Menurut Novel, tanpa memberantas habis praktik rekayasa di kepolisian, citra kepolisian yang sudah babak belur akan sulit pulih. Padahal, wajah kepolisian merupakan etalase dari pemerintahan yang tengah berkuasa.

Serius diperhatikan
Kepala Polri Jenderal (Pol) Bambang Hendarso Danuri, pekan lalu, mengatakan, Polri menaruh perhatian serius atas masih maraknya rekayasa oleh oknum reserse di sejumlah daerah. Oleh karena itu, Polri dalam waktu dekat akan mengumpulkan 5.000 kepala unit reserse di tingkat kepolisian sektor, 500 kepala satuan reserse di tingkat kepolisian resor, dan 31 direktur reserse di tingkat kepolisian daerah di seluruh Indonesia.

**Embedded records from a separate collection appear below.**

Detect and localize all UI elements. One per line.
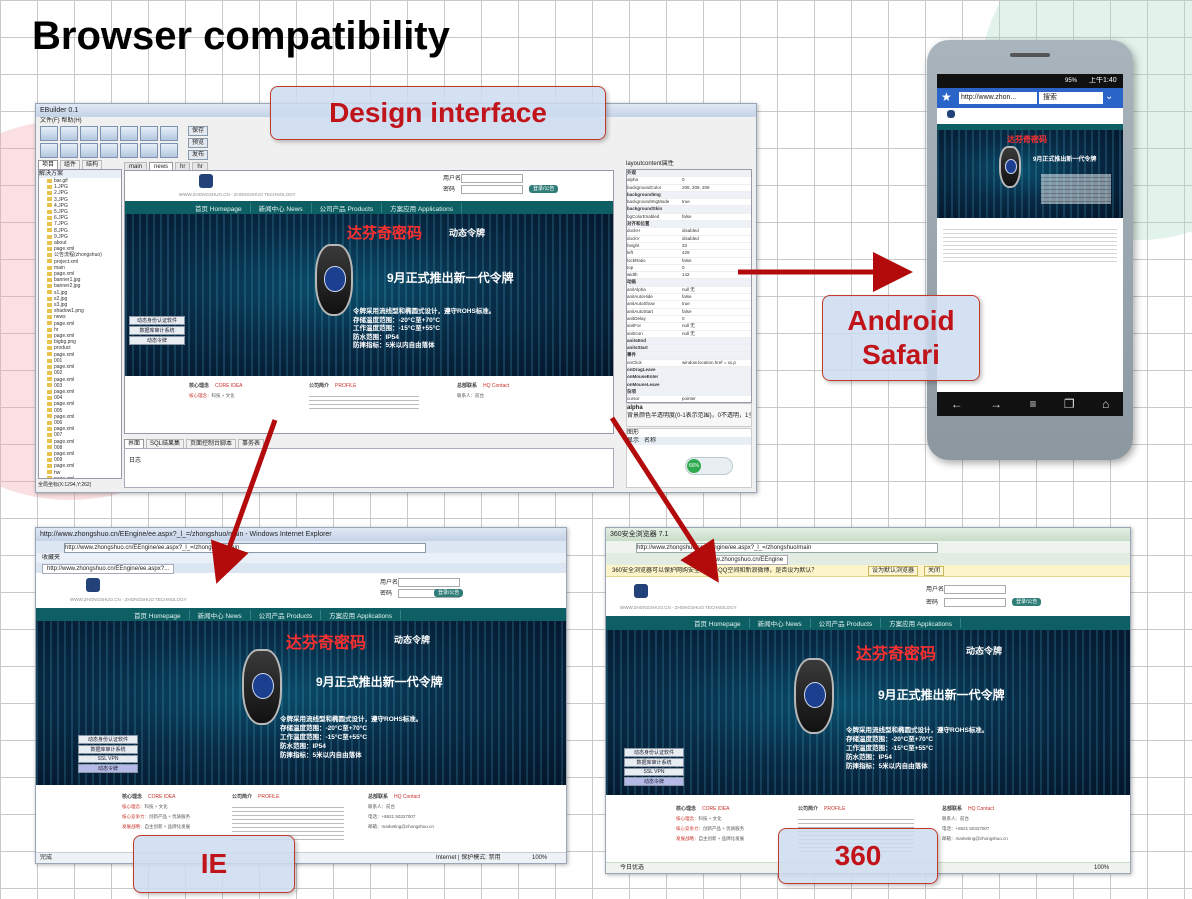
callout-ie: IE — [133, 835, 295, 893]
callout-android-line1: Android — [847, 305, 955, 336]
callout-android-line2: Safari — [862, 339, 940, 370]
arrow-to-ie — [210, 419, 278, 584]
callout-design-interface: Design interface — [270, 86, 606, 140]
arrow-to-360 — [609, 416, 719, 583]
callout-ie-text: IE — [200, 848, 228, 879]
callout-design-text: Design interface — [329, 97, 547, 128]
callout-android-safari: Android Safari — [822, 295, 980, 381]
callout-360-text: 360 — [834, 840, 882, 871]
callout-360: 360 — [778, 828, 938, 884]
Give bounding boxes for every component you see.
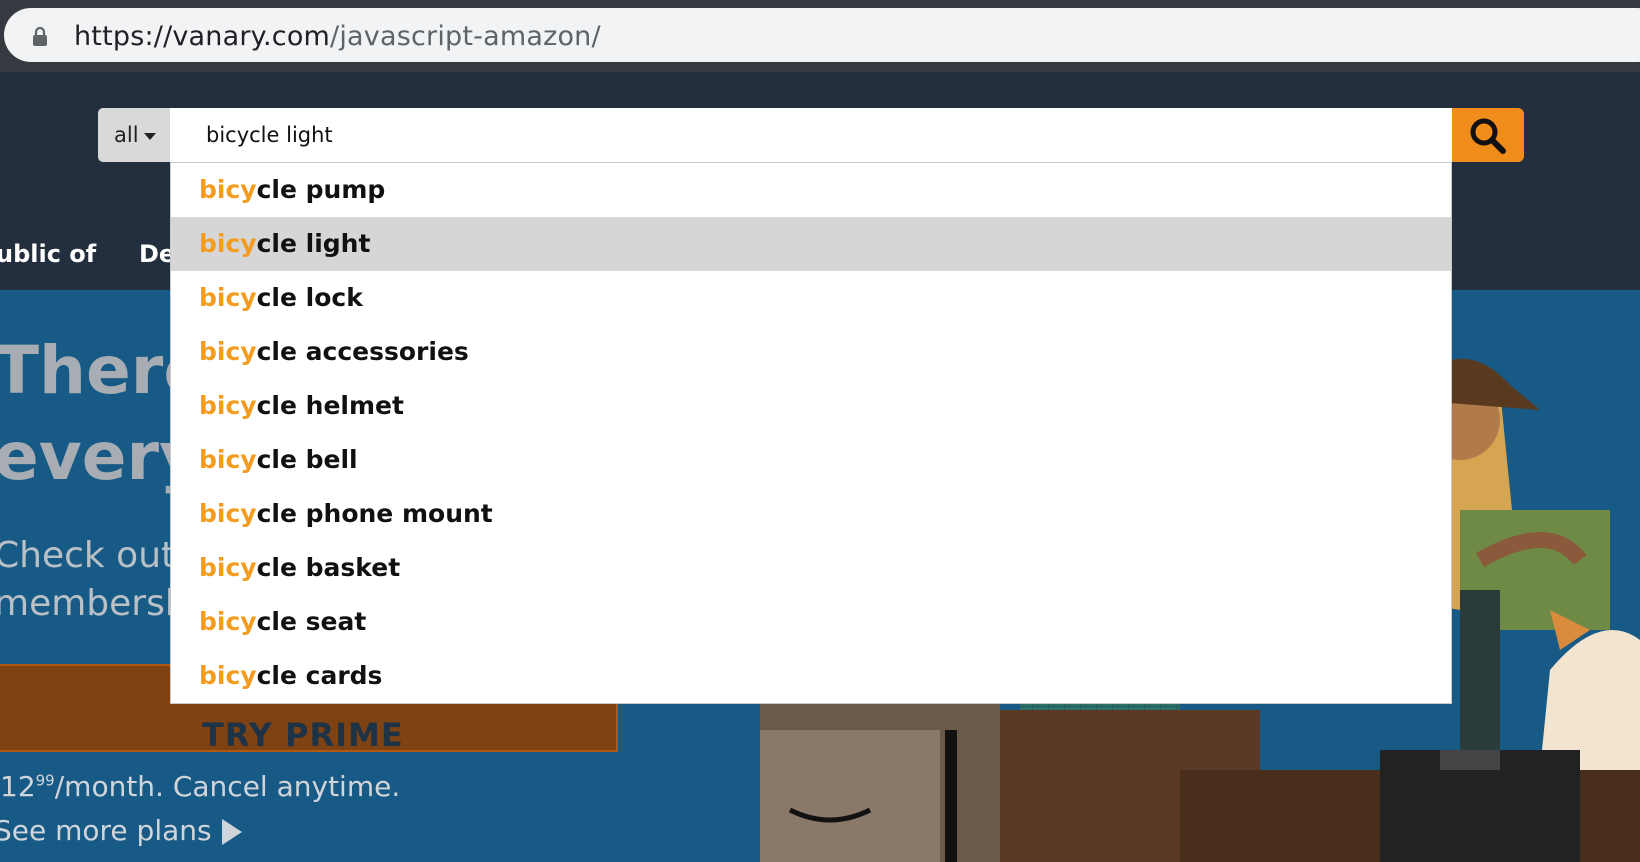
suggestion-match-prefix: bicy — [199, 175, 257, 204]
suggestion-text: cle phone mount — [256, 499, 493, 528]
suggestion-text: cle pump — [256, 175, 386, 204]
suggestion-text: cle accessories — [256, 337, 469, 366]
suggestion-item[interactable]: bicycle seat — [171, 595, 1451, 649]
suggestion-match-prefix: bicy — [199, 607, 257, 636]
chevron-down-icon — [143, 132, 156, 140]
suggestion-match-prefix: bicy — [199, 445, 257, 474]
price-text: 1299/month. Cancel anytime. — [0, 770, 400, 803]
hero-subtitle-line2: membersh — [0, 583, 188, 624]
price-cents: 99 — [35, 771, 55, 790]
address-bar[interactable]: https://vanary.com/javascript-amazon/ — [4, 8, 1640, 62]
suggestion-item[interactable]: bicycle cards — [171, 649, 1451, 703]
suggestion-item[interactable]: bicycle bell — [171, 433, 1451, 487]
lock-icon — [32, 26, 48, 46]
suggestion-match-prefix: bicy — [199, 283, 257, 312]
suggestion-item[interactable]: bicycle light — [171, 217, 1451, 271]
suggestion-item[interactable]: bicycle pump — [171, 163, 1451, 217]
suggestion-match-prefix: bicy — [199, 337, 257, 366]
suggestion-text: cle basket — [256, 553, 401, 582]
suggestion-match-prefix: bicy — [199, 391, 257, 420]
price-main: 12 — [0, 770, 36, 803]
suggestion-item[interactable]: bicycle lock — [171, 271, 1451, 325]
suggestion-text: cle helmet — [256, 391, 404, 420]
url-host: https://vanary.com — [74, 21, 331, 52]
suggestion-item[interactable]: bicycle accessories — [171, 325, 1451, 379]
suggestion-text: cle seat — [256, 607, 367, 636]
suggestion-text: cle light — [256, 229, 371, 258]
search-scope-label: all — [114, 123, 139, 147]
suggestion-item[interactable]: bicycle basket — [171, 541, 1451, 595]
suggestion-match-prefix: bicy — [199, 499, 257, 528]
suggestion-text: cle lock — [256, 283, 363, 312]
suggestion-match-prefix: bicy — [199, 553, 257, 582]
see-more-plans-label: See more plans — [0, 814, 212, 847]
search-scope-dropdown[interactable]: all — [98, 108, 170, 162]
price-rest: /month. Cancel anytime. — [54, 770, 401, 803]
search-suggestions-dropdown: bicycle pump bicycle light bicycle lock bic… — [170, 162, 1452, 704]
suggestion-match-prefix: bicy — [199, 661, 257, 690]
search-input[interactable] — [170, 108, 1452, 162]
try-prime-label: TRY PRIME — [202, 716, 404, 754]
url-path: /javascript-amazon/ — [330, 21, 601, 52]
suggestion-item[interactable]: bicycle helmet — [171, 379, 1451, 433]
url-text[interactable]: https://vanary.com/javascript-amazon/ — [74, 21, 601, 52]
browser-toolbar: https://vanary.com/javascript-amazon/ — [0, 0, 1640, 72]
nav-item-0[interactable]: ublic of — [0, 240, 96, 268]
suggestion-item[interactable]: bicycle phone mount — [171, 487, 1451, 541]
search-button[interactable] — [1452, 108, 1524, 162]
suggestion-text: cle cards — [256, 661, 383, 690]
suggestion-text: cle bell — [256, 445, 358, 474]
suggestion-match-prefix: bicy — [199, 229, 257, 258]
see-more-plans-link[interactable]: See more plans — [0, 814, 242, 847]
play-arrow-icon — [221, 819, 242, 845]
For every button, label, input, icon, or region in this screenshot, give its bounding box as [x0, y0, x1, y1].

”Istilahnya kita keroyok reserse. Ini, kan, faktor budaya, mungkin dulu terbiasa, tetapi tidak bisa dibiarkan. Harus berubah,” ujar Bambang.

Kepala Polri mengatakan, evaluasi menyeluruh terhadap reserse tersebut akan dilakukan secepat mungkin untuk mendeteksi problem yang mendasar di bidang reserse. Bambang mencontohkan polisi bidang lalu lintas yang sudah lebih baik dibandingkan dengan pada masa lalu, kini reserse juga harus turut berubah secara signifikan.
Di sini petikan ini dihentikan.